I don't know, she was obviously treating it as more than a spar for a few reasons, and he wasn't. His art would have also been injuring her with every strike and block if fully deployed, and hers is much better at displaying it's might in this restricted setting. In short, this was her acting out emotionally and Tian being an unwitting punching bag. But yeah, we're meant to feel it as unpleasant.

sebsebs

Sorry, I don't think I understand. Hong's family was targeted (we don't know by whom) and they ended up on the brink of ruin, so they staked everything on... anihilating a "manor family" in West Town ? It does makes sense they would target those with least backing, whether it's patrons, resources or a moral highground but why did they even have to destroy another family ? I assume they weren't the (sole) culprits for the Hong family's precarious situation or she would have said so clearly. So how would that help them and how is it related to Hong now being a cultivator ? Also, is the "price" simply Tian's family's death throes (burning down the manor, destroying their own village so that the Hongs only get ashes), instead of a Sect law or even a karmic price ? It sounds more like self-defense and spite than some "price" : if they were better prepared they could have completely avoided having to suffer that price, no ? I hope someone (or future chapters) can help me understand but anywayyys thanks for the chapter, it's nice to have that character development for our duo, and especially some more depth to our arrogant Young Mistress. She already appeared quite soft (with Tian, with her empathy and love for her Sisters) to fit the stereotype, but now we have the added background of desperation, immense expectations from her whole family (dead and living), grief, perhaps guilt and definitely some resentment towards the inner workings of the Sect (like our best boy).

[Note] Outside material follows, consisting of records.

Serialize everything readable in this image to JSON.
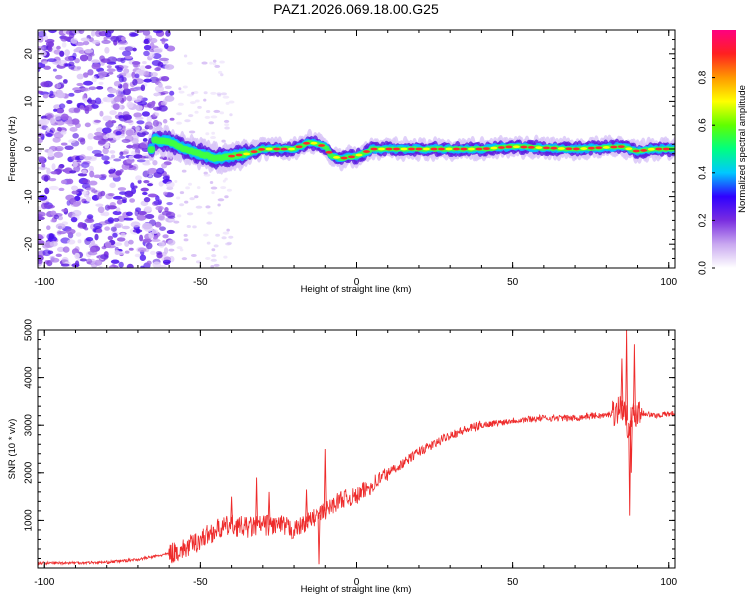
{
  "figure_title": "PAZ1.2026.069.18.00.G25",
  "chart_data": [
    {
      "type": "heatmap",
      "name": "spectrogram",
      "xlabel": "Height of straight line (km)",
      "ylabel": "Frequency (Hz)",
      "xlim": [
        -102,
        102
      ],
      "ylim": [
        -25,
        25
      ],
      "xticks": [
        -100,
        -50,
        0,
        50,
        100
      ],
      "yticks": [
        -20,
        -10,
        0,
        10,
        20
      ],
      "colorbar": {
        "label": "Normalized spectral amplitude",
        "range": [
          0,
          1
        ],
        "ticks": [
          0.0,
          0.2,
          0.4,
          0.6,
          0.8
        ],
        "tick_labels": [
          "0.0",
          "0.2",
          "0.4",
          "0.6",
          "0.8"
        ],
        "colors": [
          "#ffffff",
          "#c9a8f0",
          "#7a2ee0",
          "#2f00ff",
          "#00c8ff",
          "#00ff80",
          "#60ff00",
          "#ffff00",
          "#ff9900",
          "#ff2020",
          "#ff0080"
        ]
      },
      "noise_region_x": [
        -102,
        -65
      ],
      "signal_trace": [
        {
          "x": -65,
          "f": 2.0
        },
        {
          "x": -60,
          "f": 1.5
        },
        {
          "x": -55,
          "f": 0.0
        },
        {
          "x": -50,
          "f": -1.0
        },
        {
          "x": -45,
          "f": -2.0
        },
        {
          "x": -40,
          "f": -1.5
        },
        {
          "x": -35,
          "f": -1.0
        },
        {
          "x": -30,
          "f": 0.0
        },
        {
          "x": -25,
          "f": 0.0
        },
        {
          "x": -20,
          "f": 0.0
        },
        {
          "x": -15,
          "f": 1.5
        },
        {
          "x": -10,
          "f": 0.5
        },
        {
          "x": -8,
          "f": -1.5
        },
        {
          "x": -5,
          "f": -2.0
        },
        {
          "x": 0,
          "f": -1.5
        },
        {
          "x": 5,
          "f": 0.0
        },
        {
          "x": 20,
          "f": 0.0
        },
        {
          "x": 40,
          "f": 0.0
        },
        {
          "x": 50,
          "f": 0.5
        },
        {
          "x": 70,
          "f": 0.0
        },
        {
          "x": 85,
          "f": 0.5
        },
        {
          "x": 90,
          "f": -0.5
        },
        {
          "x": 95,
          "f": 0.0
        },
        {
          "x": 102,
          "f": 0.0
        }
      ]
    },
    {
      "type": "line",
      "name": "snr",
      "xlabel": "Height of straight line (km)",
      "ylabel": "SNR (10 * v/v)",
      "xlim": [
        -102,
        102
      ],
      "ylim": [
        0,
        5000
      ],
      "xticks": [
        -100,
        -50,
        0,
        50,
        100
      ],
      "yticks": [
        1000,
        2000,
        3000,
        4000,
        5000
      ],
      "color": "#ee2b2b",
      "series": [
        {
          "name": "SNR",
          "points": [
            {
              "x": -102,
              "y": 100
            },
            {
              "x": -80,
              "y": 120
            },
            {
              "x": -70,
              "y": 180
            },
            {
              "x": -60,
              "y": 300
            },
            {
              "x": -55,
              "y": 400
            },
            {
              "x": -50,
              "y": 600
            },
            {
              "x": -45,
              "y": 800
            },
            {
              "x": -40,
              "y": 900
            },
            {
              "x": -35,
              "y": 850
            },
            {
              "x": -30,
              "y": 900
            },
            {
              "x": -25,
              "y": 900
            },
            {
              "x": -20,
              "y": 800
            },
            {
              "x": -15,
              "y": 1000
            },
            {
              "x": -10,
              "y": 1200
            },
            {
              "x": -5,
              "y": 1450
            },
            {
              "x": 0,
              "y": 1500
            },
            {
              "x": 5,
              "y": 1750
            },
            {
              "x": 10,
              "y": 2000
            },
            {
              "x": 15,
              "y": 2200
            },
            {
              "x": 20,
              "y": 2450
            },
            {
              "x": 25,
              "y": 2600
            },
            {
              "x": 30,
              "y": 2800
            },
            {
              "x": 35,
              "y": 2900
            },
            {
              "x": 40,
              "y": 3000
            },
            {
              "x": 50,
              "y": 3100
            },
            {
              "x": 60,
              "y": 3150
            },
            {
              "x": 70,
              "y": 3150
            },
            {
              "x": 75,
              "y": 3200
            },
            {
              "x": 80,
              "y": 3200
            },
            {
              "x": 83,
              "y": 3300
            },
            {
              "x": 85,
              "y": 3400
            },
            {
              "x": 87,
              "y": 3000
            },
            {
              "x": 90,
              "y": 3300
            },
            {
              "x": 95,
              "y": 3200
            },
            {
              "x": 102,
              "y": 3250
            }
          ]
        }
      ],
      "spikes": [
        {
          "x": -40,
          "y": 1500
        },
        {
          "x": -32,
          "y": 1900
        },
        {
          "x": -28,
          "y": 1600
        },
        {
          "x": -16,
          "y": 1650
        },
        {
          "x": -10,
          "y": 2500
        },
        {
          "x": -12,
          "y": 80
        },
        {
          "x": 85,
          "y": 4400
        },
        {
          "x": 86.5,
          "y": 5000
        },
        {
          "x": 87.5,
          "y": 1100
        },
        {
          "x": 89,
          "y": 4700
        },
        {
          "x": 88,
          "y": 2000
        }
      ]
    }
  ]
}
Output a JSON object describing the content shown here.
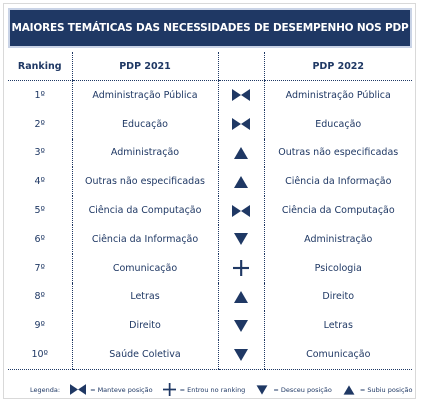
{
  "header": {
    "title": "MAIORES TEMÁTICAS DAS NECESSIDADES DE DESEMPENHO NOS PDP"
  },
  "table": {
    "columns": [
      "Ranking",
      "PDP 2021",
      "PDP 2022"
    ],
    "rows": [
      [
        "1º",
        "Administração Pública",
        "Administração Pública"
      ],
      [
        "2º",
        "Educação",
        "Educação"
      ],
      [
        "3º",
        "Administração",
        "Outras não especificadas"
      ],
      [
        "4º",
        "Outras não especificadas",
        "Ciência da Informação"
      ],
      [
        "5º",
        "Ciência da Computação",
        "Ciência da Computação"
      ],
      [
        "6º",
        "Ciência da Informação",
        "Administração"
      ],
      [
        "7º",
        "Comunicação",
        "Psicologia"
      ],
      [
        "8º",
        "Letras",
        "Direito"
      ],
      [
        "9º",
        "Direito",
        "Letras"
      ],
      [
        "10º",
        "Saúde Coletiva",
        "Comunicação"
      ]
    ]
  },
  "legend": {
    "title": "Legenda:",
    "items": [
      "= Manteve posição",
      "= Entrou no ranking",
      "= Desceu posição",
      "= Subiu posição"
    ]
  }
}
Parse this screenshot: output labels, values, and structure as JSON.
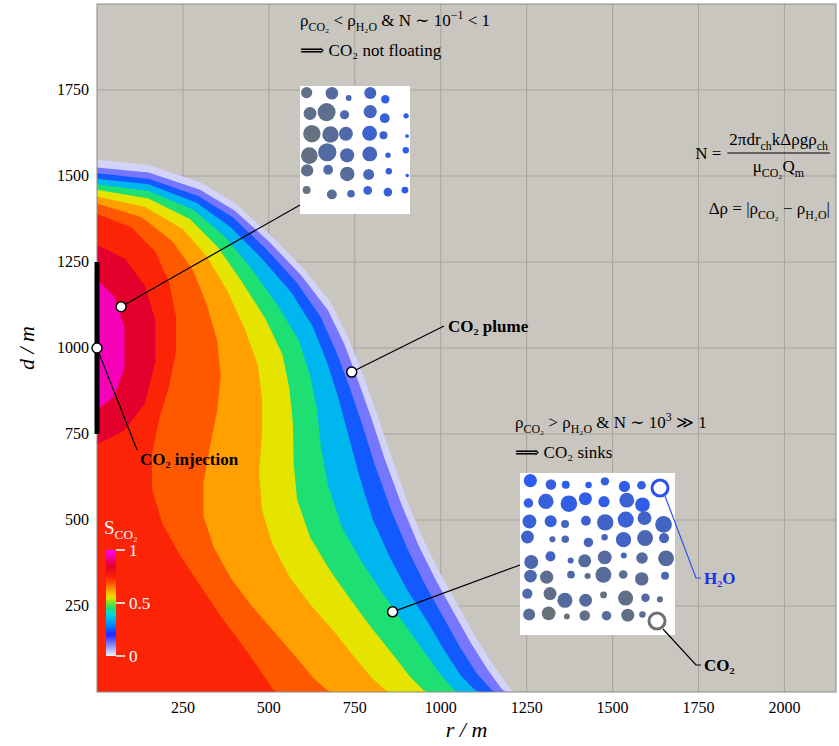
{
  "chart_data": {
    "type": "contour",
    "x_label": "r / m",
    "y_label": "d / m",
    "xlim": [
      0,
      2150
    ],
    "ylim": [
      0,
      2000
    ],
    "xticks": [
      250,
      500,
      750,
      1000,
      1250,
      1500,
      1750,
      2000
    ],
    "yticks": [
      250,
      500,
      750,
      1000,
      1250,
      1500,
      1750
    ],
    "grid": true,
    "colorbar": {
      "label": [
        "S",
        {
          "sub": "CO₂"
        }
      ],
      "range": [
        0,
        1
      ],
      "ticks": [
        0,
        0.5,
        1
      ]
    },
    "contours": [
      {
        "level": 0.03,
        "r": [
          0,
          150,
          300,
          400,
          500,
          600,
          680,
          730,
          770,
          810,
          850,
          900,
          950,
          1000,
          1050,
          1100,
          1150,
          1200,
          1215
        ],
        "d": [
          1548,
          1532,
          1482,
          1422,
          1332,
          1232,
          1132,
          1032,
          932,
          822,
          702,
          562,
          442,
          342,
          252,
          162,
          82,
          12,
          0
        ]
      },
      {
        "level": 0.12,
        "r": [
          0,
          150,
          300,
          400,
          500,
          595,
          672,
          720,
          758,
          797,
          836,
          886,
          936,
          986,
          1036,
          1086,
          1136,
          1178,
          1190
        ],
        "d": [
          1525,
          1510,
          1460,
          1400,
          1310,
          1210,
          1110,
          1010,
          910,
          800,
          680,
          545,
          425,
          325,
          235,
          145,
          65,
          8,
          0
        ]
      },
      {
        "level": 0.25,
        "r": [
          0,
          150,
          295,
          395,
          490,
          580,
          650,
          695,
          733,
          770,
          808,
          856,
          906,
          956,
          1006,
          1056,
          1106,
          1148,
          1160
        ],
        "d": [
          1508,
          1492,
          1442,
          1380,
          1290,
          1192,
          1092,
          992,
          892,
          782,
          662,
          528,
          410,
          310,
          220,
          130,
          52,
          6,
          0
        ]
      },
      {
        "level": 0.35,
        "r": [
          0,
          150,
          290,
          388,
          478,
          565,
          628,
          668,
          700,
          730,
          762,
          802,
          852,
          902,
          960,
          1010,
          1060,
          1100,
          1112
        ],
        "d": [
          1492,
          1476,
          1422,
          1352,
          1262,
          1162,
          1062,
          962,
          862,
          752,
          632,
          502,
          392,
          297,
          207,
          122,
          46,
          5,
          0
        ]
      },
      {
        "level": 0.45,
        "r": [
          0,
          150,
          280,
          370,
          450,
          528,
          588,
          620,
          640,
          652,
          672,
          712,
          772,
          832,
          892,
          950,
          1000,
          1040,
          1052
        ],
        "d": [
          1476,
          1456,
          1402,
          1326,
          1230,
          1120,
          1020,
          920,
          820,
          710,
          600,
          480,
          375,
          285,
          200,
          120,
          50,
          5,
          0
        ]
      },
      {
        "level": 0.55,
        "r": [
          0,
          150,
          270,
          350,
          420,
          490,
          540,
          560,
          570,
          572,
          582,
          620,
          680,
          740,
          800,
          860,
          910,
          950,
          962
        ],
        "d": [
          1460,
          1435,
          1375,
          1295,
          1195,
          1085,
          980,
          880,
          780,
          670,
          560,
          450,
          350,
          265,
          185,
          110,
          45,
          5,
          0
        ]
      },
      {
        "level": 0.62,
        "r": [
          0,
          140,
          250,
          320,
          380,
          430,
          468,
          480,
          480,
          472,
          480,
          510,
          560,
          620,
          690,
          750,
          800,
          840,
          852
        ],
        "d": [
          1440,
          1410,
          1345,
          1265,
          1165,
          1055,
          950,
          850,
          750,
          640,
          530,
          430,
          335,
          255,
          175,
          100,
          40,
          5,
          0
        ]
      },
      {
        "level": 0.68,
        "r": [
          0,
          130,
          220,
          280,
          320,
          350,
          360,
          350,
          330,
          310,
          310,
          340,
          390,
          450,
          520,
          580,
          630,
          670,
          682
        ],
        "d": [
          1420,
          1380,
          1310,
          1225,
          1125,
          1020,
          920,
          820,
          720,
          610,
          510,
          420,
          330,
          250,
          170,
          100,
          40,
          5,
          0
        ]
      },
      {
        "level": 0.74,
        "r": [
          0,
          100,
          170,
          210,
          230,
          230,
          210,
          180,
          160,
          160,
          190,
          240,
          300,
          360,
          420,
          470,
          510,
          522
        ],
        "d": [
          1390,
          1350,
          1280,
          1190,
          1090,
          990,
          890,
          790,
          690,
          590,
          490,
          400,
          310,
          220,
          140,
          70,
          10,
          0
        ]
      },
      {
        "level": 0.85,
        "r": [
          0,
          80,
          140,
          170,
          170,
          140,
          80,
          0
        ],
        "d": [
          1300,
          1260,
          1180,
          1080,
          960,
          840,
          760,
          720
        ]
      },
      {
        "level": 0.95,
        "r": [
          0,
          50,
          80,
          80,
          50,
          0
        ],
        "d": [
          1200,
          1150,
          1060,
          940,
          860,
          820
        ]
      }
    ],
    "injection": {
      "r": 0,
      "d": [
        750,
        1250
      ],
      "point": {
        "r": 0,
        "d": 1000
      },
      "label": "CO₂ injection"
    },
    "plume_label": {
      "text": "CO₂ plume",
      "r": 741,
      "d": 930
    },
    "annotations": [
      {
        "lines": [
          [
            "ρ",
            {
              "sub": "CO₂"
            },
            " < ρ",
            {
              "sub": "H₂O"
            },
            " & N ∼ 10",
            {
              "sup": "−1"
            },
            " < 1"
          ],
          [
            "⟹ CO₂ not floating"
          ]
        ],
        "r": 70,
        "d": 1120
      },
      {
        "lines": [
          [
            "ρ",
            {
              "sub": "CO₂"
            },
            " > ρ",
            {
              "sub": "H₂O"
            },
            " & N ∼ 10",
            {
              "sup": "3"
            },
            " ≫ 1"
          ],
          [
            "⟹ CO₂ sinks"
          ]
        ],
        "r": 860,
        "d": 233
      }
    ],
    "formula": {
      "lhs": "N =",
      "numerator": [
        "2πdr",
        {
          "sub": "ch"
        },
        "kΔρgρ",
        {
          "sub": "ch"
        }
      ],
      "denominator": [
        "μ",
        {
          "sub": "CO₂"
        },
        "Q",
        {
          "sub": "m"
        }
      ]
    },
    "delta_rho": [
      "Δρ = |ρ",
      {
        "sub": "CO₂"
      },
      " − ρ",
      {
        "sub": "H₂O"
      },
      "|"
    ],
    "inset_labels": {
      "h2o": "H₂O",
      "co2": "CO₂"
    }
  }
}
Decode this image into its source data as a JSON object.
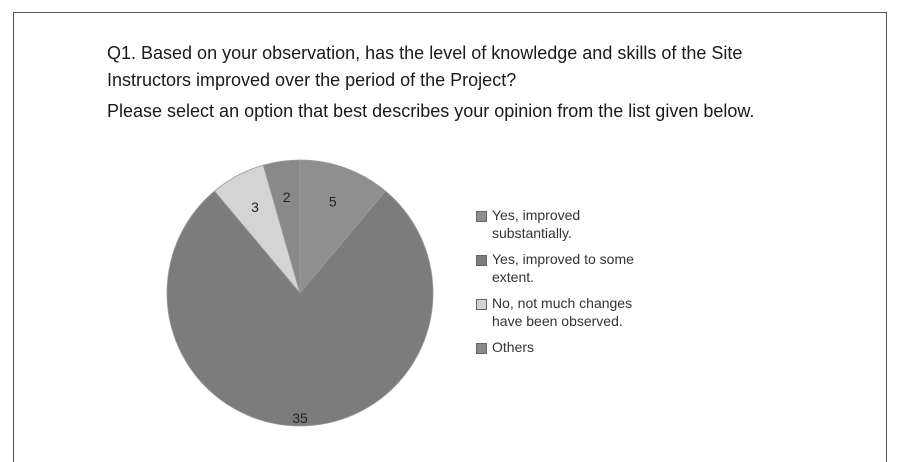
{
  "chart_data": {
    "type": "pie",
    "title": "Q1. Based on your observation, has the level of knowledge and skills of the Site Instructors improved over the period of the Project?",
    "subtitle": "Please select an option that best describes your opinion from the list given below.",
    "categories": [
      "Yes, improved substantially.",
      "Yes, improved to some extent.",
      "No, not much changes have been observed.",
      "Others"
    ],
    "values": [
      5,
      35,
      3,
      2
    ],
    "colors": [
      "#8f8f8f",
      "#7c7c7c",
      "#d4d4d4",
      "#898989"
    ],
    "legend": "right"
  }
}
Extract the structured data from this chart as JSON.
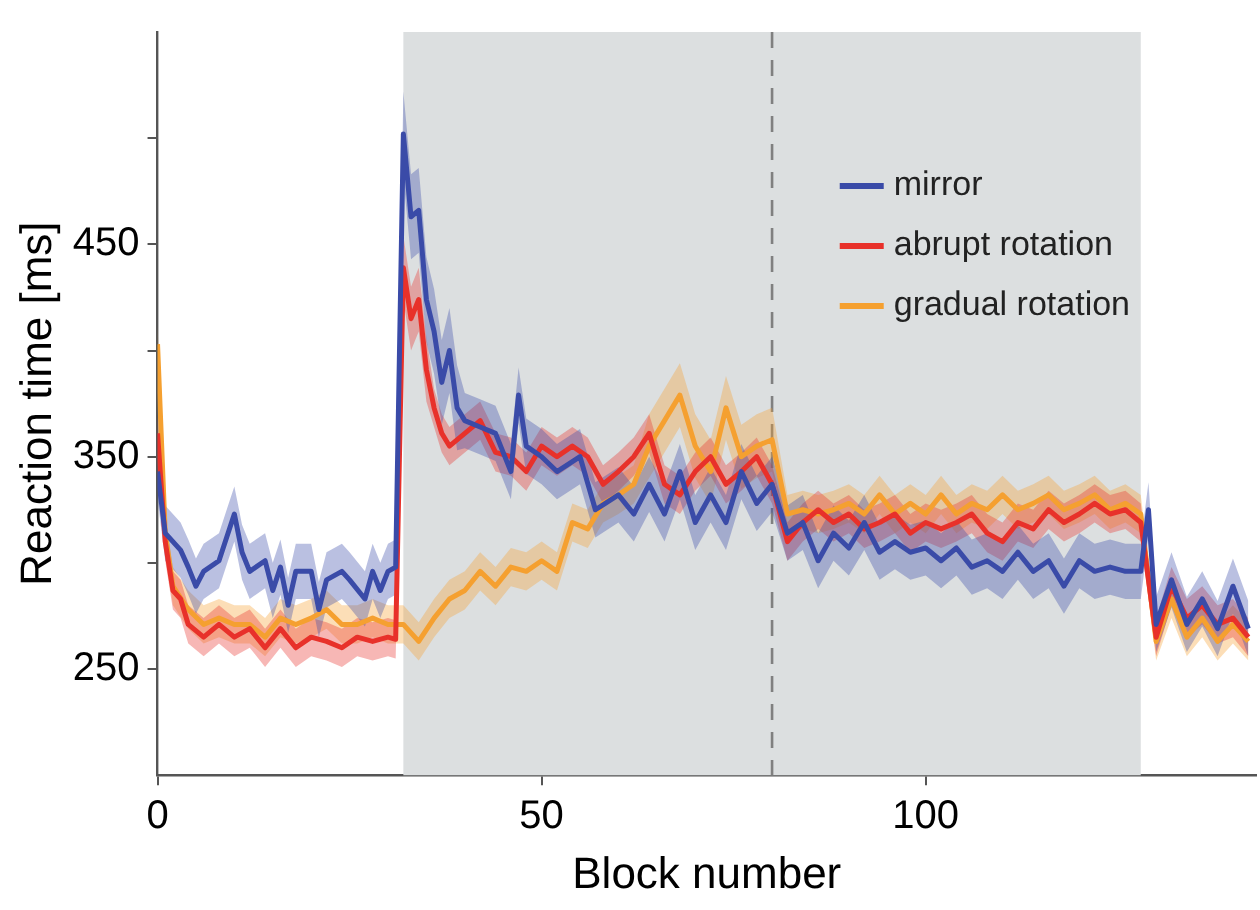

I'm loving Sky Pride :))

N . A Salim

So what I think happened was the Hong Family was driven out the city and was on the brink of ruin despite having a cultivator of the inner sect in the family. Thus, the Hongs decided to move outside the city and claim lands outside where competition should be less competitive and where they can gather strength. The Hong Family decided to destroy Tian’s family and claim their lands. Tian’s family as a family with no patron should have no actual involvement with the Hongs downfall. What happened was one family displaced another family, took their lands outside and killed them off. Better to take than build anew.

Tom C

Aah ok. I am still mostly confused by what was written in this chapter with the moving villages and stuff. But this is interesting!

Tom C

Yep, I have no idea what she was talking about. But I’m sure tian is in the same boat so it’s all good! 🤣 TFTC

Bookworm bibliophile

How does multiple husbands work? Historically speaking there was little to non of it that existed.

Akkido

I think it works in the same way multiple wives works, but with multiple husbands instead.

Felipe Bleichvel

Ah... Honestly people cultivating inner energy into mystical powers seems way, way, did I said way? Way more logical than this many marriages ordeal working on such a large scale. I mean, there's not even room to fantasy, unless you want ignore all the building around the characters being human-like. Specially when taking into account the personality of most of those people. Prideful. The "husbands" wouldn't even know if they ever sired children of their own. Eternal mistery. It's like a father gift box that is never open. Therefore, the father never picked. And OK, maybe when one side, either the man or the woman, has multiple partners seems a bit feasible, even tough messy, and in my personal lens, shallow and ugly. I say this because in the real world, the way this worked and works, is through family cores. Every wife/husby having a 'core family'. And as I said, messy as hell, and working on a stretcher, when one side is almost always, 99,80%, of times in history, either on a power inbalance or exploited like a product. That's our world. So what you described there... It's like saying horses have beaks and 8 insect-like legs. Those things may exist and live in the sea. But they're not horses.